MA plans submit bids that are compared to the benchmark, and they get a rebate if the bid is lower than the benchmark. MA rebates have been increasing steadily from 2016 through 2020, according to an analysis from the Medicare Payment Advisory Commission, which advises Congress on Medicare.
The report projects that if the benchmark stays the same, plans would have on average between 48 and 73% fewer rebate dollars.
“That amounts to $970-$1,056 a year that senior or person with disabilities would lose in added benefits that close gaps in care, improve health equity, or offset the impact of social factors on people’s health,” a release on the analysis said.
AHIP added that 98% of eligible Medicare beneficiaries have access to an MA plan that offers dental, hearing or vision.

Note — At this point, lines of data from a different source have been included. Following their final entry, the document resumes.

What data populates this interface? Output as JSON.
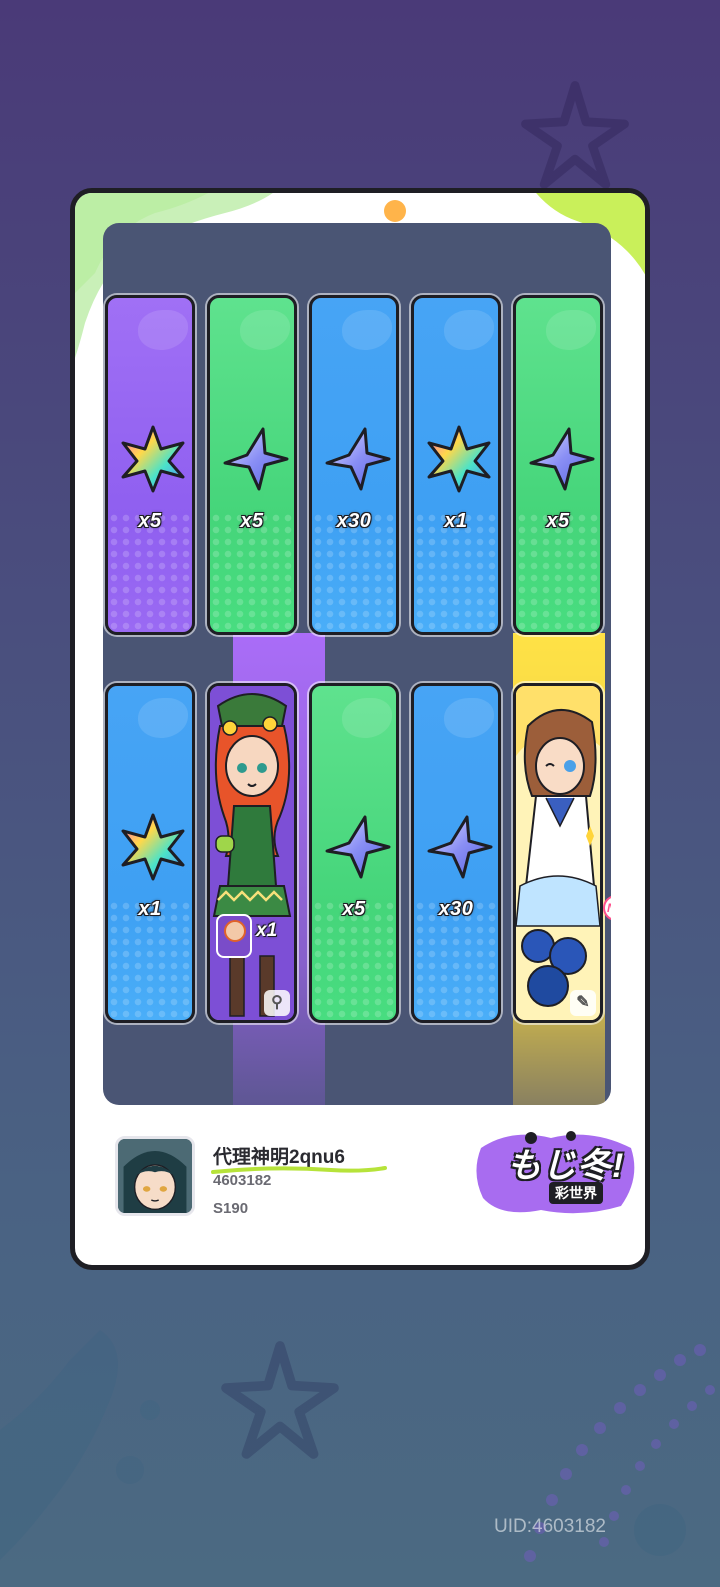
{
  "tiles": [
    {
      "row": 1,
      "col": 1,
      "bg": "purple",
      "item": "prism-crystal-icon",
      "qty": "x5"
    },
    {
      "row": 1,
      "col": 2,
      "bg": "green",
      "item": "star-crystal-icon",
      "qty": "x5"
    },
    {
      "row": 1,
      "col": 3,
      "bg": "blue",
      "item": "star-crystal-icon",
      "qty": "x30"
    },
    {
      "row": 1,
      "col": 4,
      "bg": "blue",
      "item": "prism-crystal-icon",
      "qty": "x1"
    },
    {
      "row": 1,
      "col": 5,
      "bg": "green",
      "item": "star-crystal-icon",
      "qty": "x5"
    },
    {
      "row": 2,
      "col": 1,
      "bg": "blue",
      "item": "prism-crystal-icon",
      "qty": "x1"
    },
    {
      "row": 2,
      "col": 2,
      "bg": "purple",
      "item": "character-card",
      "qty": "x1"
    },
    {
      "row": 2,
      "col": 3,
      "bg": "green",
      "item": "star-crystal-icon",
      "qty": "x5"
    },
    {
      "row": 2,
      "col": 4,
      "bg": "blue",
      "item": "star-crystal-icon",
      "qty": "x30"
    },
    {
      "row": 2,
      "col": 5,
      "bg": "gold",
      "item": "character-card",
      "qty": ""
    }
  ],
  "new_badge": "NEW",
  "profile": {
    "nickname": "代理神明2qnu6",
    "uid": "4603182",
    "server": "S190"
  },
  "logo": {
    "text": "もじ冬!",
    "sub": "彩世界"
  },
  "footer_uid": "UID:4603182",
  "colors": {
    "blue": "#3ea0f3",
    "green": "#45d57a",
    "purple": "#8f5ff0",
    "gold": "#ffd53c",
    "frame": "#1e1e24"
  }
}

“People also can choose to have coverage for dental, vision and hearing through individual dental policies, Medicare Supplement (Medigap) policies with dental, vision and hearing coverage, employer-provided coverage for working seniors, and the Medicaid program in states where adult dental coverage is provided,” the release said.
It remains unclear whether CMS will agree to change benchmarks if the benefits get added. Democrats are also still speculating how to pay for the $3.5 trillion package and are considering some drug pricing reforms such as giving Medicare the power to negotiate lower prices as a potential pay-for.
The analysis though comes amid increased scrutiny of the gap in spending between MA and traditional Medicare. An analysis from Kaiser Family Foundation discovered that CMS paid $7 billion more on MA than traditional Medicare in 2019.
Part of the reason for the discrepancy was more comprehensive coding of diagnoses to increase beneficiary risk scores and lead to overpayments, Kaiser said.
MedPAC called for changes to MA’s benchmark policy that could lead to a 2% cut in payments to plans.
At the same time, President Biden’s 2022 budget called for reining in MA plan payments to help shore up the Medicare Hospital Insurance Fund set to run out of money by 2024.